The Towers of the Sunset - L. E. Modesitt [68]
“While you are here, let me check something else.” Her fingers touch his temples, and a faint warmth stirs within his head, then vanishes. She steps back, even before the burning sensation leaves his foot.
From a full two cubits away, the healer looks at him through dark-lashed eyes, shakes her head imperceptibly. “Sit over there. Let it dry.”
He moves to the stool she has indicated.
“Healer?” Another voice intrudes.
They both look up. A road guard stands by the tent, followed by two other prisoners carrying a stretcher.
The silver-haired man knows one of the stretcher-bearers—Redrick—because they share the same bunk wagon.
“Smashed leg,” announces the guard, his voice flat.
“Set him on the table. Gently.”
The nameless man watches as Redrick and the other prisoner ease the injured man onto the long, battered table. The guard watches, along with the two stretcher-bearers, while the healer examines the leg.
“I can splint this, but the master-healer at Borlen will have to handle the bones.”
“Darkness . . .” mutters the road guard.
“It’s your choice. Two bones are shattered. I can keep him from losing the leg, but it will be nearly half a year before he can get around without help, and he’ll never really be able to use the limb.”

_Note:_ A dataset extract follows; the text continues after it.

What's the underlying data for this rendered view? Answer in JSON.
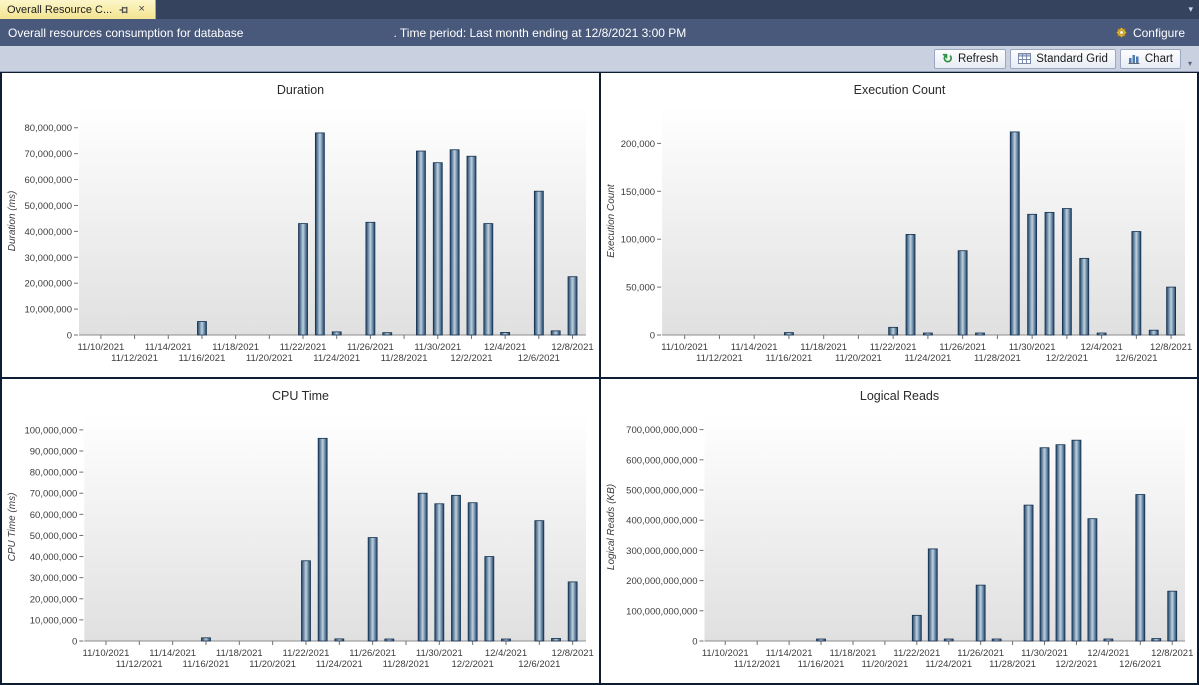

“Fix him up as well as you can. I’ll ask the squad leader. You two—” the guard jabs with the hand not holding the truncheon”—come on and get back to work.” He glares at the nameless man. “How long before this one’s ready?”
“Not long. This time you sent someone before the whole foot was diseased.”
The guard purses his lips, then turns without speaking. Redrick and the other prisoner follow him.
“My leg?” asks the bearded prisoner, an older man with streaks of gray in his straggly beard and remaining hair.
“They’ll send you to Klerris. They don’t like to, but they will.” She rummages through a long trunk as she speaks, finally extracting an apparatus of canvas and wooden braces. “You, silver-head. Give me a hand here.”
“What?” mumbles the older man.
“We’re just splinting the leg temporarily. That’s so the ends of the bones don’t rip up your leg any more than it is when they throw you in the wagon.”
The nameless man stands up and takes the four steps that bring him beside the table. The pain in his bare foot has subsided to a dull throbbing.
“When I tell you . . .” The healer explains how she wants him to hold the injured man’s leg. “Do you understand?”
He nods.
She takes the apparatus in hand. The prisoner screams but does not move as the healer and the nameless man do what they must. The healer’s hands never falter.
The silver-haired man clamps his lips as he does his job, but his hands remain steady. He knows that he should do something besides what he has been told, but what that should be, he does not remember, if indeed it is an action that he should remember from the past he does not recall.
At the end, the man on the table lies half-comatose, sweating. As the healer sponges away his sweat, her eyes fall upon the nameless man. “You don’t belong here.”
“I don’t know where I belong. Do you?”
She looks away, then shakes her head. “Let’s check your foot.”
Her hands are deft. She places a thin cloth, sticky at the edges, over the sore, which is no longer yellow but merely white beginning to crust. Then she rummages in the trunk under the table.
“Oohhh . . .” comes a murmur from the table.
The healer straightens and touches the unfortunate’s forehead. “You’ll be all right.” In her other hand, she lifts what appear to be two strips of cloth. She turns to the silver-haired man.
“Wear one of these each day on the injured foot—today, over the pad. Tomorrow, wash the foot and take off the pad. Wear the clean sock. Wash the socks out as well as you can and wear a clean one each day until the foot heals. If it gets worse, come see me as soon as you can. Just tell the guards I told you to.” She holds up her hand. “You won’t work at all if it gets really diseased.”